Vullo's resume includes some financial enforcement cases brought during her year overseeing the Economic Justice Division under then-state attorney general Andrew Cuomo, now New York's governor. Most recently, she was at Paul, Weiss, Rifkind, Wharton and Garrison LLP, where she handled pro-bono litigation focused on the rights and safety of women, including victims of rape in Bosnia.

Those priorities are already apparent at DFS, where Vullo has ordered insurance companies to let victims of domestic violence sign up for health coverage at any time, not just during the usual end-of-year sign-up period.

"I have a bias towards real people and doing things that impact real people," Vullo said in a recent interview. But she is determined to be aggressive and fair in all types of cases, she added.

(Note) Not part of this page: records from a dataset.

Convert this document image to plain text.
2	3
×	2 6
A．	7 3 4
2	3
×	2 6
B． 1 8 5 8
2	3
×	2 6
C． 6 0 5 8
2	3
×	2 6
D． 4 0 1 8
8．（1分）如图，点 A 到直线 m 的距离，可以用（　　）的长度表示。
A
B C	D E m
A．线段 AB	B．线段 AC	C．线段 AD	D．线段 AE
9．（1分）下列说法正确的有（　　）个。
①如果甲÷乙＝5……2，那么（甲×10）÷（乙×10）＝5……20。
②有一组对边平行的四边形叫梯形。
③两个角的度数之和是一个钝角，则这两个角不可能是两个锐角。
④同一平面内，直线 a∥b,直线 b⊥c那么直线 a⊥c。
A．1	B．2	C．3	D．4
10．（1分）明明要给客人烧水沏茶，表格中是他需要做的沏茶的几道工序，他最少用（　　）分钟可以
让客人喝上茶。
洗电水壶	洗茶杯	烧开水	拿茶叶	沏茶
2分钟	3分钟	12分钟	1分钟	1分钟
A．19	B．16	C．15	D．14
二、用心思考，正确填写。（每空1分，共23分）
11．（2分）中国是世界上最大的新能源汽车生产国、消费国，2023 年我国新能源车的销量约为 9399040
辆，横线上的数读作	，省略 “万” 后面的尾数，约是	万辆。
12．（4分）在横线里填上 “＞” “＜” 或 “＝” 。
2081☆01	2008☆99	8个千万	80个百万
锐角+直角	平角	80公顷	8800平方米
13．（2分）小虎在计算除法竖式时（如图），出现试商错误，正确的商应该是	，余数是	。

"Ben did a tremendous job in this post, but I'm not stepping into anybody's shoes," she said. "What I do will depend on the issues presented to me. I want DFS to be important. I want this agency to be a player."

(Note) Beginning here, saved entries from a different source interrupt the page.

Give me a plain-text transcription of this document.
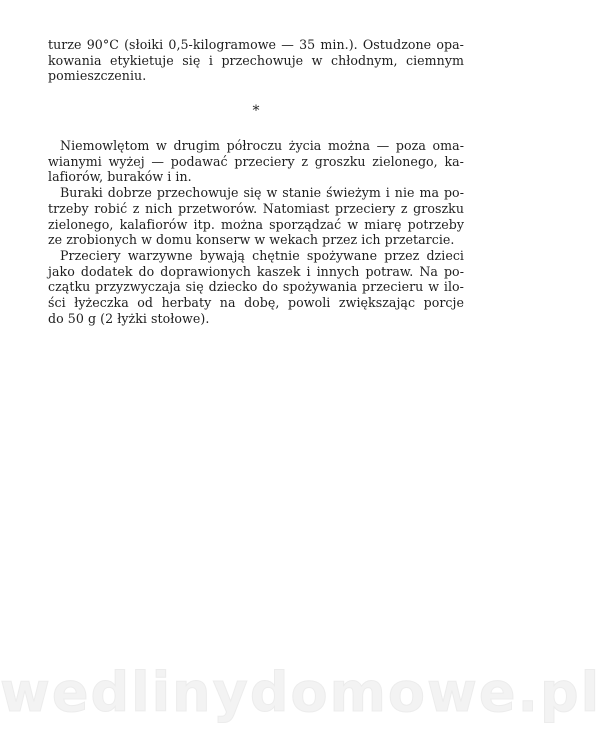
turze 90°C (słoiki 0,5-kilogramowe — 35 min.). Ostudzone opa-
kowania etykietuje się i przechowuje w chłodnym, ciemnym
pomieszczeniu.
*
Niemowlętom w drugim półroczu życia można — poza oma-
wianymi wyżej — podawać przeciery z groszku zielonego, ka-
lafiorów, buraków i in.
Buraki dobrze przechowuje się w stanie świeżym i nie ma po-
trzeby robić z nich przetworów. Natomiast przeciery z groszku
zielonego, kalafiorów itp. można sporządzać w miarę potrzeby
ze zrobionych w domu konserw w wekach przez ich przetarcie.
Przeciery warzywne bywają chętnie spożywane przez dzieci
jako dodatek do doprawionych kaszek i innych potraw. Na po-
czątku przyzwyczaja się dziecko do spożywania przecieru w ilo-
ści łyżeczka od herbaty na dobę, powoli zwiększając porcje
do 50 g (2 łyżki stołowe).
wedlinydomowe.pl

Her initial approaches to bank investigations have been measured.

In April, after a massive document leak from a Panamanian law firm revealed how some of the world's wealthiest people use offshore accounts and other tax maneuvers, Vullo ordered more than a dozen banks mentioned in the documents to disclose any dealings their New York branches or New York employees had with the shell companies. The banks are not accused of wrongdoing.

To her, digging into the relationships between the banks she regulates and Panamanian shell companies was a no-brainer.

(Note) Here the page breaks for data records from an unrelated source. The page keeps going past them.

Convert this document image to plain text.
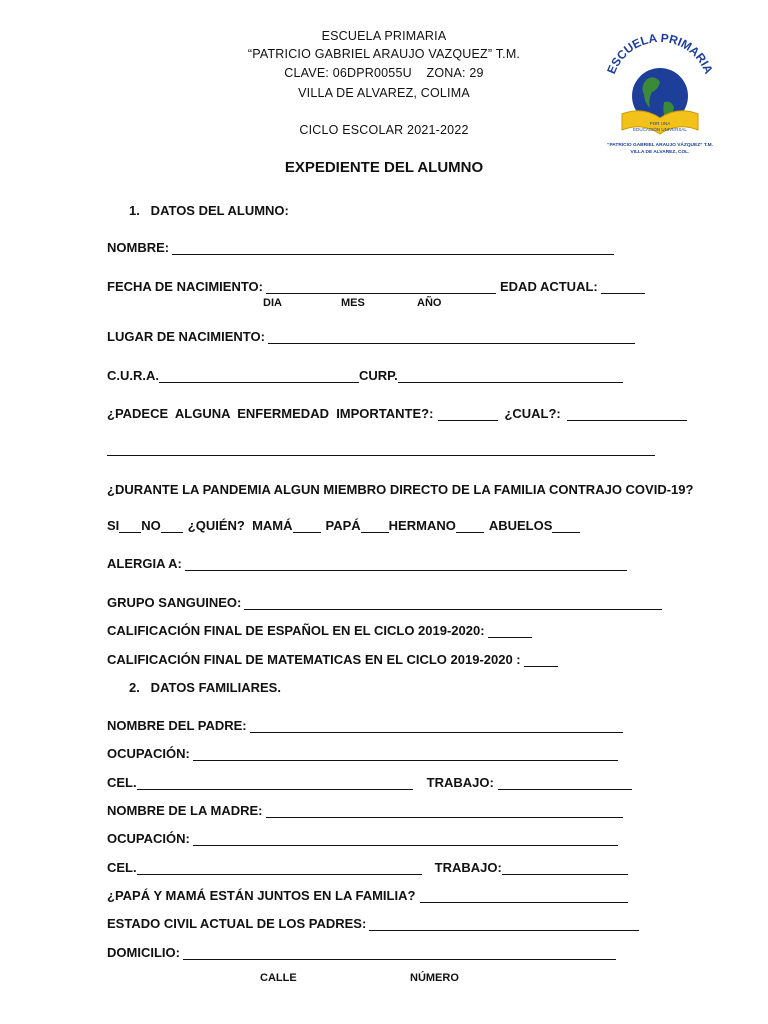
ESCUELA PRIMARIA
“PATRICIO GABRIEL ARAUJO VAZQUEZ” T.M.
CLAVE: 06DPR0055U    ZONA: 29
VILLA DE ALVAREZ, COLIMA
CICLO ESCOLAR 2021-2022
ESCUELA PRIMARIA
POR UNA
EDUCACIÓN UNIVERSAL
“PATRICIO GABRIEL ARAUJO VÁZQUEZ” T.M.
VILLA DE ALVAREZ, COL.
EXPEDIENTE DEL ALUMNO
1.   DATOS DEL ALUMNO:
NOMBRE:
FECHA DE NACIMIENTO:	EDAD ACTUAL:
DIA	MES	AÑO
LUGAR DE NACIMIENTO:
C.U.R.A.	CURP.
¿PADECE  ALGUNA  ENFERMEDAD  IMPORTANTE?:	¿CUAL?:
¿DURANTE LA PANDEMIA ALGUN MIEMBRO DIRECTO DE LA FAMILIA CONTRAJO COVID-19?
SI NO ¿QUIÉN?  MAMÁ	PAPÁ HERMANO	ABUELOS
ALERGIA A:
GRUPO SANGUINEO:
CALIFICACIÓN FINAL DE ESPAÑOL EN EL CICLO 2019-2020:
CALIFICACIÓN FINAL DE MATEMATICAS EN EL CICLO 2019-2020 :
2.   DATOS FAMILIARES.
NOMBRE DEL PADRE:
OCUPACIÓN:
CEL.	TRABAJO:
NOMBRE DE LA MADRE:
OCUPACIÓN:
CEL.	TRABAJO:
¿PAPÁ Y MAMÁ ESTÁN JUNTOS EN LA FAMILIA?
ESTADO CIVIL ACTUAL DE LOS PADRES:
DOMICILIO:
CALLE	NÚMERO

"I'm all over that," Vullo says in her Brooklyn accent. "Why wouldn't I be all over that?"

Last week she ordered Goldman Sachs to tell her office about all the internal and external investigations of the Wall Street bank related to its work raising $6 billion for 1Malaysia Development Bhd., a Malaysian investment fund at the center of a series of international corruption investigations. The bank has not been accused of wrongdoing.

A grandchild of Italian immigrants and the youngest of five children, Vullo went to grade school and high school in Brooklyn, attended Mt. Saint Vincent College in the Bronx and earned her law degree at New York University in Manhattan. She spent 27 years at Paul Weiss, where, in addition to commercial litigation, she represented clients in civil, criminal and regulatory matters.

There, in 1996, she volunteered to work on behalf of Planned Parenthood after an anti-abortion group created an Old West-style poster of abortion providers and declared them "Unwanted." Several abortion doctors had already been murdered after individual posters identifying them had been posted around the areas where they lived.

Bringing the civil case in Oregon, where she could accuse the anti-abortion group leaders of violating RICO organized crime laws, Vullo won a jury trial and a judgment of more than $100 million in compensation and damages.

"Maria is extraordinarily smart and creative with terrific instincts and wise judgment," said Brad Karp, chair of Paul, Weiss, whose major clients include nationally chartered banks Citigroup Inc. and JPMorgan Chase & Co., which are overseen by the Office of the Comptroller of the Currency.

In 2000, Vullo won a $745 million judgment against Serbian leader Radovan Karadzic on behalf of Bosnian women raped by Serbians in the Balkan conflicts of the early 1990s.

Vullo's one foray into the world of financial regulation took place six years ago at the New York Attorney General's office, where Vullo built financial cases, like Lawsky before her.

She brought a suit against Ernst & Young LLP, the accounting firm that approved "Repo 105," the controversial accounting maneuver that Lehman Brothers Holdings Inc. used to burnish its quarterly income statements. Ernst & Young settled the case last year for $10 million. Vullo was also behind Cuomo's suit against Ivy Asset Management LLC, which accused the firm of misleading its clients about Bernard Madoff's funds. Ivy, a unit of Bank of New York Mellon Corp., settled the matter for $210 million.

In a confirmation hearing, one senator asked whether Vullo would be a Lawsky-style "crusader" — eliciting her comment that she is an independent actor who wasn't planning to walk in anyone's shoes but her own.

While many ordinary Americans still wonder why bankers weren't jailed after the financial crisis, executives complain that aggressive regulators like Lawsky did more harm than good, at least for the financial industry.

Kathryn Wylde, president of the Partnership for New York City, which represents the city's business interests, says many in the financial community feel they were vilified unfairly and that Vullo might be able bind up some old wounds.

"She's going to help address some of the real grievances the financial industry has had over how they've been treated," Wylde says. "All people are asking for is fairness."

At last week's hearing, state senators in Albany asked whether Vullo would be able to balance the enforcement aspects of the job with the dual role of promoting the growth of the banking and insurance industries in the Empire State.

"I am pro-business. I am pro-industry," Vullo said, adding that she'd already met with various insurers to hear their concerns. "I want them to grow. I want jobs to stay in New York. I think balance is an appropriate word. I'm a Libra, so maybe that comes naturally to me."

A full indication of Vullo's enforcement style may not be immediately forthcoming, though. Lawsky was in the job a full year before his threat to remove the banking license of Standard Chartered Bank Plc gained him international notoriety.